In 2008 and 2012, Yasser Sanchez worked to elect John McCain and Mitt Romney to the White House. But this year, for the first time in his life, the lifelong Republican is voting for a Democratic presidential nominee – and has no qualms about it.

Sanchez, an immigration lawyer in Mesa, a conservative Phoenix suburb with more than half a million residents, said he was appalled by Trump’s conduct, his vilification of immigrants and his disdain for American institutions. But equally disappointing, Sanchez said, was the near-unwavering loyalty he received from Republican leaders.

“The Republican party used to stand for certain principles,” he said. “Now it stands for defending whatever the president tweets that morning.”

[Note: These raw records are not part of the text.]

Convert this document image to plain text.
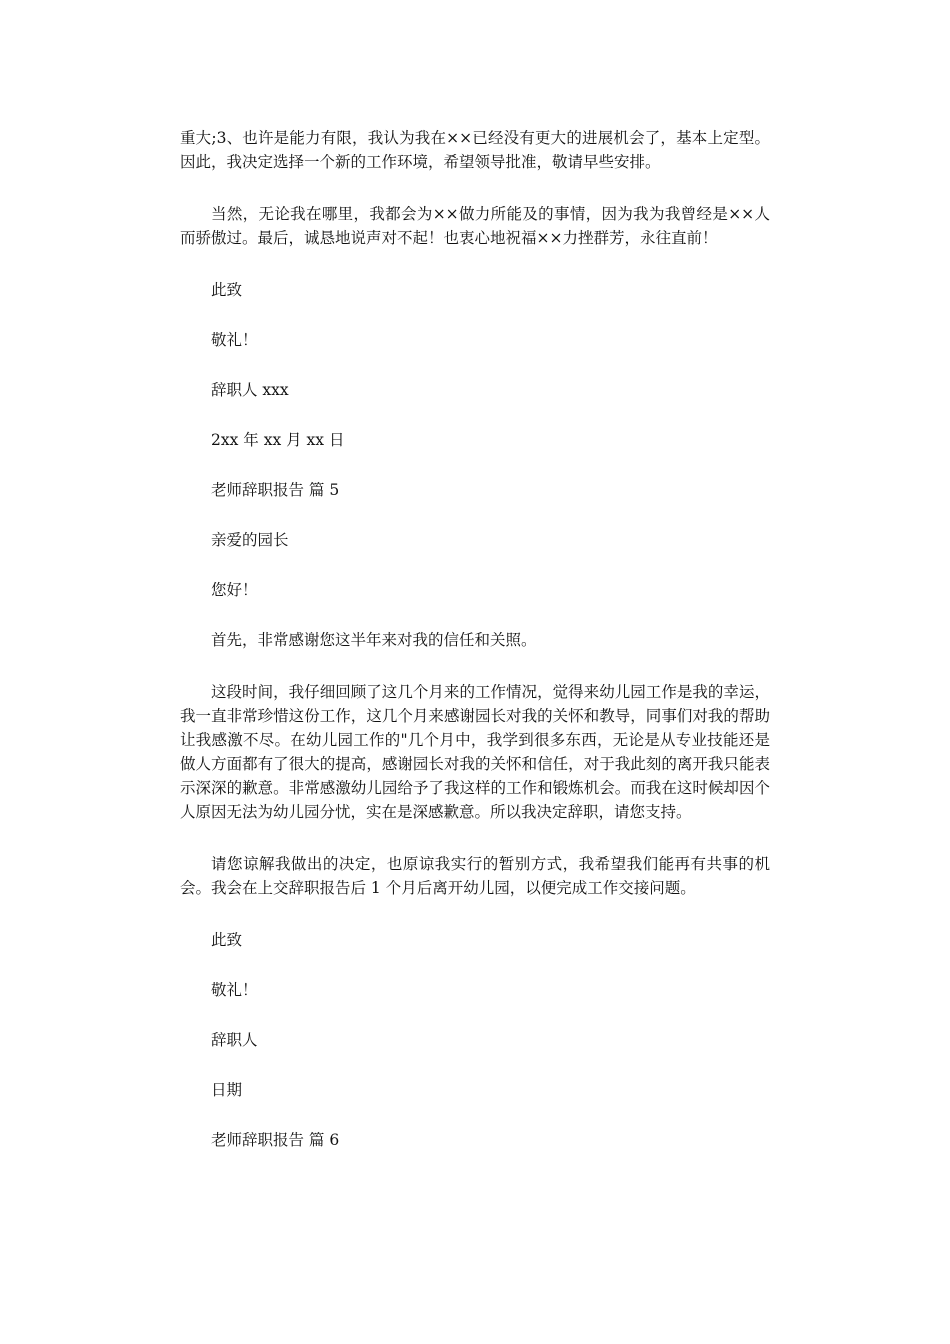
重大;3、也许是能力有限，我认为我在××已经没有更大的进展机会了，基本上定型。因此，我决定选择一个新的工作环境，希望领导批准，敬请早些安排。

当然，无论我在哪里，我都会为××做力所能及的事情，因为我为我曾经是××人而骄傲过。最后，诚恳地说声对不起！也衷心地祝福××力挫群芳，永往直前！

此致

敬礼！

辞职人 xxx

2xx 年 xx 月 xx 日

老师辞职报告 篇 5

亲爱的园长

您好！

首先，非常感谢您这半年来对我的信任和关照。

这段时间，我仔细回顾了这几个月来的工作情况，觉得来幼儿园工作是我的幸运，我一直非常珍惜这份工作，这几个月来感谢园长对我的关怀和教导，同事们对我的帮助让我感激不尽。在幼儿园工作的"几个月中，我学到很多东西，无论是从专业技能还是做人方面都有了很大的提高，感谢园长对我的关怀和信任，对于我此刻的离开我只能表示深深的歉意。非常感激幼儿园给予了我这样的工作和锻炼机会。而我在这时候却因个人原因无法为幼儿园分忧，实在是深感歉意。所以我决定辞职，请您支持。

请您谅解我做出的决定，也原谅我实行的暂别方式，我希望我们能再有共事的机会。我会在上交辞职报告后 1 个月后离开幼儿园，以便完成工作交接问题。

此致

敬礼！

辞职人

日期

老师辞职报告 篇 6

The Trump presidency has forced Sanchez to reconsider his political identity. He isn’t a Democrat, but he also doesn’t see a place for himself in the party he had supported all his life.

This year, Sanchez is doing everything he can to ensure Arizona elects Biden. He hosted a voter registration drive in the parking lot of his law firm and placed an “Adiós Trump” billboard along the busy Interstate 10 in Phoenix.

“For now, I’m comfortable being an independent,” he said. “Unless there’s a reckoning within the Republican party, I will not be going back.”